Again in the social media world, some people have been arguing that if you're not with the gay community, then you're against it. I don't personally believe that gay people who vote Republican are deserting and/or turning their backs on the community. Passing judgment on others is not only pretentious but a bit narrow-minded and a rather totalitarian approach. It is the same as assuming that black people would naturally have to vote for President Obama because they share the same skin color. We've seen the racist rage from some Obama supporters in response to Stacey Dash's tweet endorsing Mitt Romney, or, conversely, the reaction from John H. Sununu to Colin Powell's endorsement of President Obama, in which Sununu insinuated that Powell is backing Obama because of race.

As someone who is a holder of a Green Card (a year away from proudly becoming an American!) and is watching this election from Switzerland, my main concern is the way this so-called Facebook debate has been depriving a minority of its freedom of expression. The dialogue taking place in my Facebook feed has been so overwhelmingly anti-Romney that very few of my Republican Facebook friends have had the guts to leave comments and/or post status updates expressing, or even revealing, their support for their political party. And when a few did, they were rather harshly condemned in what bordered on Facebook bullying.
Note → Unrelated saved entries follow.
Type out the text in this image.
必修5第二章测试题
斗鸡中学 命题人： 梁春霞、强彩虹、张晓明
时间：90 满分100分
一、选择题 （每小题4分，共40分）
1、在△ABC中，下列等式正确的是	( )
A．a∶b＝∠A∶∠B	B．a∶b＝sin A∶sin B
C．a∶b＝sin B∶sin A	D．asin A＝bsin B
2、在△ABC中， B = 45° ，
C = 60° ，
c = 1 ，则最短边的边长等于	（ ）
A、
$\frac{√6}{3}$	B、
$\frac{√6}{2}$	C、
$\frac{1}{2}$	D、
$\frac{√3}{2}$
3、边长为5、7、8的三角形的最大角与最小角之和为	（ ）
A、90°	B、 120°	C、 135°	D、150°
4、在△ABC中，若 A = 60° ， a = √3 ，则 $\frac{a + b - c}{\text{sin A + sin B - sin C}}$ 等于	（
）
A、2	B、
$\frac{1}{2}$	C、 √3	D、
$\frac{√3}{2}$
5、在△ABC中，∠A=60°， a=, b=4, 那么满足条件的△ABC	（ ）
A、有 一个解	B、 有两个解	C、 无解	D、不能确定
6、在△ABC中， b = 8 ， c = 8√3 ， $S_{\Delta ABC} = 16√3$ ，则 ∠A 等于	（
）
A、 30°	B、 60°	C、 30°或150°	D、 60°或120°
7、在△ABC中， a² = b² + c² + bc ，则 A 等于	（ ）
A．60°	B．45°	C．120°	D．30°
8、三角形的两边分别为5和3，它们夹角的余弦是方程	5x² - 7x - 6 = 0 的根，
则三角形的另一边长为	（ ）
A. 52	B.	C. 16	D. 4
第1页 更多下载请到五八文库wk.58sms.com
What that has translated into is a flow of angry words meant to psychologically intimidate and virtually discredit anyone giving Republicans some love, so much so that most have quickly ceased to even bother to do so. Why should anyone feel guilty or less-than for thinking a certain way, even if it goes against the general consensus? We should really be utilizing social media platforms like Facebook to open the doors of communication and engage in a transparent dialogue where ideas and opinions, no matter how diverse they are, are freely shared and exchanged in a gracious and all-embracing manner, without prejudice and judgment. We can always learn from others, even if they don't think like us or agree with us.

I respect the fact that we're all passionate about our cause and our community, but I also believe that that same respect should be given to all and should apply to each and every one of us. It truly is a shame that our community is rather ironically forcing others to stay in the closet, to keep their mouths shut and their opinions to themselves, particularly when and if their political views and party affiliation differ from the "popular" majority. What kind of message are we sending? That it's OK to be different and that you should be free to be who you are as long as you think, and most importantly vote, like the majority of us?